É preciso, que o sr. ministro da fazenda saiba, que as suas perrices não lhe dão resultado nenhum, e se s. exa. tivesse consentido, que depois de mim fallassem os oradores inscriptos, principalmente os srs. Manuel de Arriaga e Bandeira Coelho, esta discussão estava terminada; mas o que não póde ser é que esta camara seja governada pelos nervos do sr. Franco Castello Branco.

Eu hei de continuar a protestar com todas as minhas forças contra este projecto, e não sou só eu.

Tenho levado tres dias a discutil-o com o fim de não consentir que elle possa ser votado; mas é que eu tenho compaixão dos desgraçados contribuintes, e cada dia que eu demorar a discussão, são quatro 4 contos do réis que lhes poupo.

Já hontem citei o nome do sr. Baracho, que em 1888 levou una poucos de dias a fallar sobre o orçamento rectificado, e os illustres deputados da maioria que então eram opposição. não acharam muito. O sr. Hintze Ribeiro, levou na camara dos pares tres dias a discutir negocios de fazenda, e o proprio sr. ministro da fazendo levou n'esta camara a discutir as pautas, tambem tres dias. Que auctoridade tem então s. exa. para se tornar o censor do deputado que falla por mais ou menos tempo?

O sr. ministro da fazenda levou tres dias a discutir as pautas, e que admiração é, que eu leve tres ou quatro sessões a discutir uma questão, que comprehende tudo, porque os 6 por cento vão recair sobre todas as contribuições.

Eu respeito muito o caracter do sr. ministro da fazenda, das o que não respeito são os seus nervos, nem as suas purricos. E, o sr. ministro da fazenda alem de pirrhonico é um teimoso systematico, a quem se póde applicar a seguinte quadra oriunda da sua provincia, que s. exa. naturalmente conhece e por isso n'ella se inspira para guiar o seu modo de proceder. No Alcaide, terra do sr. ministro da fazenda, canta-se lá a seguinte quadra:

Ao almoço dão-me peras,
Ao jantar peras me dão:
A merenda pão com peras,
A ceia peras com pão.

Sempre peras. O sr. ministro da fazenda sempre teimoso. O sr. ministro da fazenda tem uns habitos que não quer perder.

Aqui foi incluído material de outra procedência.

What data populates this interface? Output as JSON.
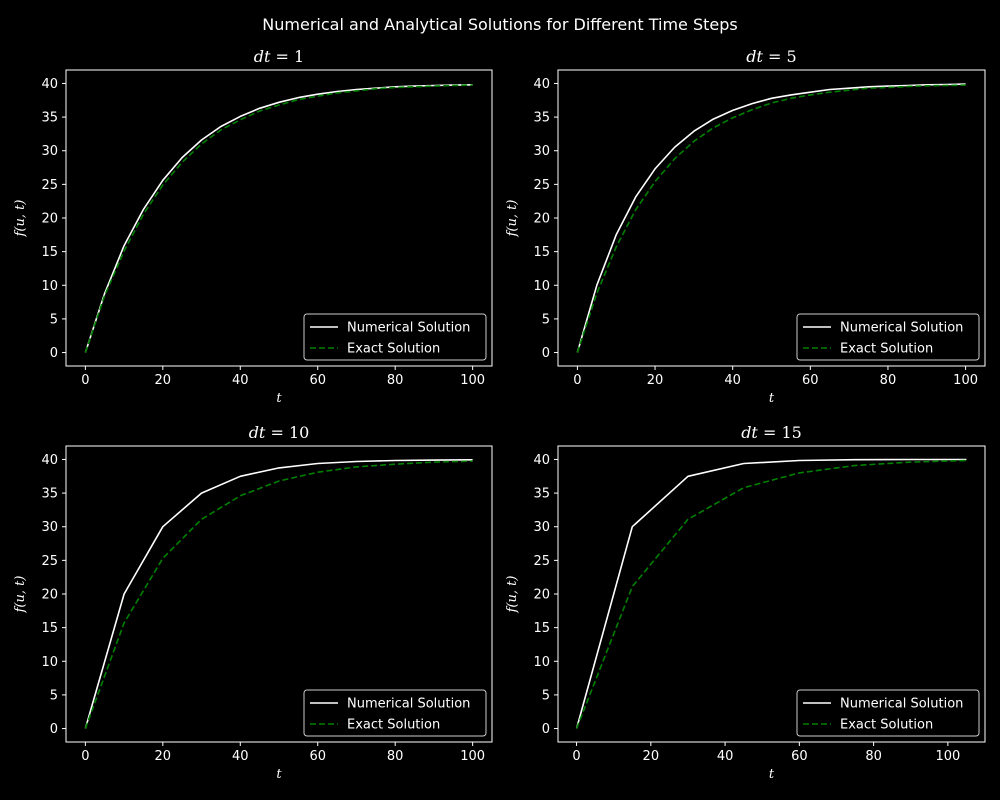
{
  "figure": {
    "suptitle": "Numerical and Analytical Solutions for Different Time Steps",
    "background": "#000000",
    "foreground": "#ffffff",
    "numerical_color": "#ffffff",
    "exact_color": "#008000"
  },
  "chart_data": [
    {
      "type": "line",
      "title": "dt = 1",
      "xlabel": "t",
      "ylabel": "f(u, t)",
      "xlim": [
        -5,
        105
      ],
      "ylim": [
        -2,
        42
      ],
      "xticks": [
        "0",
        "20",
        "40",
        "60",
        "80",
        "100"
      ],
      "yticks": [
        "0",
        "5",
        "10",
        "15",
        "20",
        "25",
        "30",
        "35",
        "40"
      ],
      "legend": "lower right",
      "grid": false,
      "series": [
        {
          "name": "Numerical Solution",
          "style": "solid",
          "x": [
            0,
            5,
            10,
            15,
            20,
            25,
            30,
            35,
            40,
            45,
            50,
            55,
            60,
            65,
            70,
            75,
            80,
            85,
            90,
            95,
            100
          ],
          "y": [
            0,
            8.8,
            15.9,
            21.3,
            25.6,
            29.0,
            31.6,
            33.6,
            35.1,
            36.3,
            37.2,
            37.9,
            38.4,
            38.8,
            39.1,
            39.3,
            39.5,
            39.6,
            39.7,
            39.75,
            39.8
          ]
        },
        {
          "name": "Exact Solution",
          "style": "dashed",
          "x": [
            0,
            5,
            10,
            15,
            20,
            25,
            30,
            35,
            40,
            45,
            50,
            55,
            60,
            65,
            70,
            75,
            80,
            85,
            90,
            95,
            100
          ],
          "y": [
            0,
            8.5,
            15.1,
            20.6,
            24.9,
            28.3,
            31.0,
            33.1,
            34.6,
            35.9,
            36.8,
            37.6,
            38.1,
            38.6,
            38.9,
            39.2,
            39.4,
            39.5,
            39.6,
            39.7,
            39.75
          ]
        }
      ]
    },
    {
      "type": "line",
      "title": "dt = 5",
      "xlabel": "t",
      "ylabel": "f(u, t)",
      "xlim": [
        -5,
        105
      ],
      "ylim": [
        -2,
        42
      ],
      "xticks": [
        "0",
        "20",
        "40",
        "60",
        "80",
        "100"
      ],
      "yticks": [
        "0",
        "5",
        "10",
        "15",
        "20",
        "25",
        "30",
        "35",
        "40"
      ],
      "legend": "lower right",
      "grid": false,
      "series": [
        {
          "name": "Numerical Solution",
          "style": "solid",
          "x": [
            0,
            5,
            10,
            15,
            20,
            25,
            30,
            35,
            40,
            45,
            50,
            55,
            60,
            65,
            70,
            75,
            80,
            85,
            90,
            95,
            100
          ],
          "y": [
            0,
            10.0,
            17.5,
            23.1,
            27.3,
            30.5,
            32.9,
            34.7,
            36.0,
            37.0,
            37.8,
            38.3,
            38.7,
            39.1,
            39.3,
            39.5,
            39.6,
            39.7,
            39.8,
            39.85,
            39.9
          ]
        },
        {
          "name": "Exact Solution",
          "style": "dashed",
          "x": [
            0,
            5,
            10,
            15,
            20,
            25,
            30,
            35,
            40,
            45,
            50,
            55,
            60,
            65,
            70,
            75,
            80,
            85,
            90,
            95,
            100
          ],
          "y": [
            0,
            8.8,
            15.7,
            21.2,
            25.4,
            28.8,
            31.4,
            33.4,
            34.9,
            36.1,
            37.1,
            37.8,
            38.3,
            38.7,
            39.0,
            39.3,
            39.4,
            39.55,
            39.65,
            39.7,
            39.75
          ]
        }
      ]
    },
    {
      "type": "line",
      "title": "dt = 10",
      "xlabel": "t",
      "ylabel": "f(u, t)",
      "xlim": [
        -5,
        105
      ],
      "ylim": [
        -2,
        42
      ],
      "xticks": [
        "0",
        "20",
        "40",
        "60",
        "80",
        "100"
      ],
      "yticks": [
        "0",
        "5",
        "10",
        "15",
        "20",
        "25",
        "30",
        "35",
        "40"
      ],
      "legend": "lower right",
      "grid": false,
      "series": [
        {
          "name": "Numerical Solution",
          "style": "solid",
          "x": [
            0,
            10,
            20,
            30,
            40,
            50,
            60,
            70,
            80,
            90,
            100
          ],
          "y": [
            0,
            20.0,
            30.0,
            35.0,
            37.5,
            38.75,
            39.4,
            39.7,
            39.85,
            39.9,
            39.95
          ]
        },
        {
          "name": "Exact Solution",
          "style": "dashed",
          "x": [
            0,
            10,
            20,
            30,
            40,
            50,
            60,
            70,
            80,
            90,
            100
          ],
          "y": [
            0,
            15.7,
            25.3,
            31.1,
            34.6,
            36.8,
            38.1,
            38.9,
            39.3,
            39.6,
            39.75
          ]
        }
      ]
    },
    {
      "type": "line",
      "title": "dt = 15",
      "xlabel": "t",
      "ylabel": "f(u, t)",
      "xlim": [
        -5,
        110
      ],
      "ylim": [
        -2,
        42
      ],
      "xticks": [
        "0",
        "20",
        "40",
        "60",
        "80",
        "100"
      ],
      "yticks": [
        "0",
        "5",
        "10",
        "15",
        "20",
        "25",
        "30",
        "35",
        "40"
      ],
      "legend": "lower right",
      "grid": false,
      "series": [
        {
          "name": "Numerical Solution",
          "style": "solid",
          "x": [
            0,
            15,
            30,
            45,
            60,
            75,
            90,
            105
          ],
          "y": [
            0,
            30.0,
            37.5,
            39.4,
            39.85,
            39.96,
            39.99,
            40.0
          ]
        },
        {
          "name": "Exact Solution",
          "style": "dashed",
          "x": [
            0,
            15,
            30,
            45,
            60,
            75,
            90,
            105
          ],
          "y": [
            0,
            21.1,
            31.1,
            35.8,
            38.0,
            39.1,
            39.6,
            39.85
          ]
        }
      ]
    }
  ]
}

Sr. presidente, o sr. ministro da fazenda está tão habituado a fazer insinuações, que mesmo do logar de ministro, quando falla, não perde o habito.

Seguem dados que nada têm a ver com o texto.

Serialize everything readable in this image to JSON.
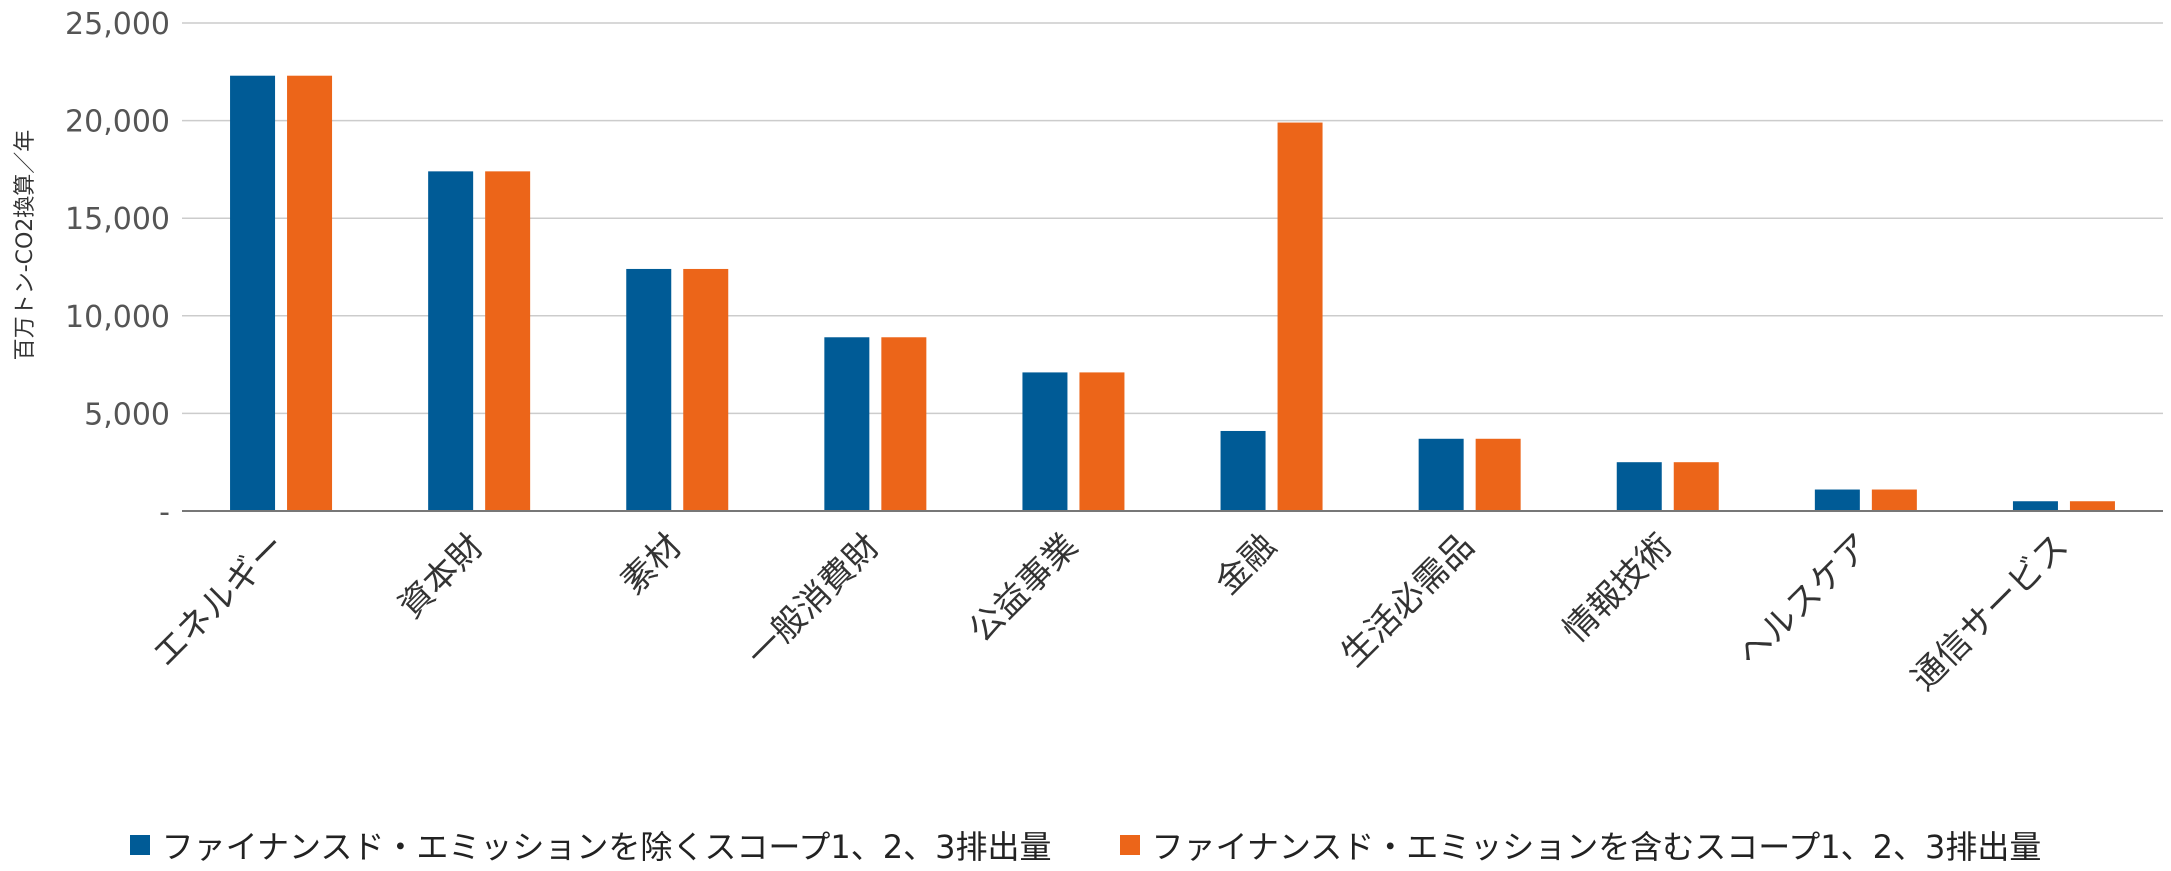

Veja-se do que modo esse habito lhe está inveterado! Ainda hoje isso aconteceu, quando se discutiu o projecto do monopolio dos tabacos.

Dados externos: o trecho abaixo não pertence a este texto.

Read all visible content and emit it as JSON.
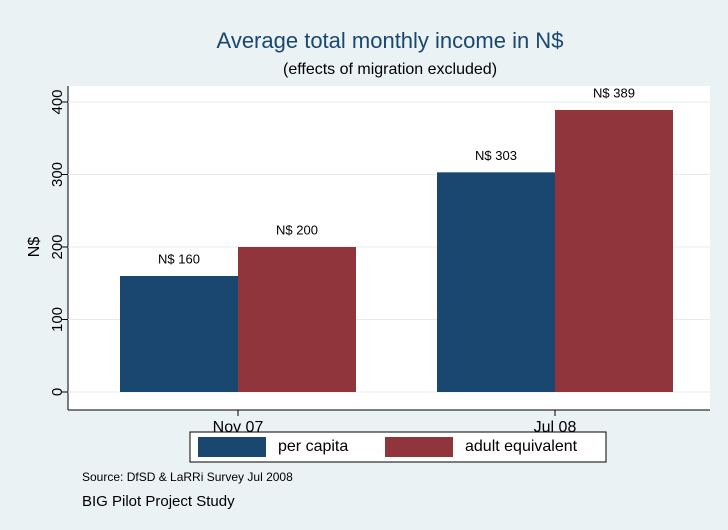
{
  "chart_data": {
    "type": "bar",
    "title": "Average total monthly income in N$",
    "subtitle": "(effects of migration excluded)",
    "y_label": "N$",
    "categories": [
      "Nov 07",
      "Jul 08"
    ],
    "series": [
      {
        "name": "per capita",
        "color": "#1a476f",
        "values": [
          160,
          303
        ],
        "value_labels": [
          "N$ 160",
          "N$ 303"
        ]
      },
      {
        "name": "adult equivalent",
        "color": "#90353b",
        "values": [
          200,
          389
        ],
        "value_labels": [
          "N$ 200",
          "N$ 389"
        ]
      }
    ],
    "ylim": [
      0,
      400
    ],
    "yticks": [
      0,
      100,
      200,
      300,
      400
    ],
    "grid": true,
    "legend": "bottom",
    "notes": [
      "Source: DfSD & LaRRi Survey Jul 2008",
      "BIG Pilot Project Study"
    ]
  }
}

Ora, se eu quizesse aqui reproduzir os boatos que correm lá fora a respeito de interessados no monopolio do tabaco, v. exa. comprehende que eu tambem poderia ir para esse caminho, e se o fizesse talvez interpretasse os sentimentos da opinião publica, o dizia talvez a verdade. E direi mais ainda, estou convencido de que nós estâmos aqui a discutir os tabacos conjunctamente com os 6 por cento, porque houve alguem, mais poderoso do que o sr. ministro da fazenda, que teve força para fazer entrar esse projecto hoje em discussão. Não comprehendo como se discutem de mistura dois projectos tão importantes. Eu tambem quero entrar na discussão dos tabacos, mas por este processo não sei como v. exa. entende que isso possa ser. Com este systema fico privado de um direito, que me assiste e do qual não quero prescindir, mas por este modo não o posso exercer.

E não obstante isto, o sr. ministro da fazenda não perde uma occasião de fazer insinuações; s. exa. não se emenda, mas não ganha nada com isso, porque ha de encontrar sempre d'este lado da camara quem lhe responda com a vehemencia com que merece, e muito mais quando as minhas responsabilidades são muito diversas das de s. exa. Tenho a responsabilidade do meu logar e da minha posição, mas tambem tenho o dever de zelar os interesses do povo, procurando conseguir que o mais tarde possivel sejam votados os 6 por cento, porque estou convencido que elles são absolutamente desnecessarios e obedecem só a um capricho e ao temperamento do sr. ministro da fazenda.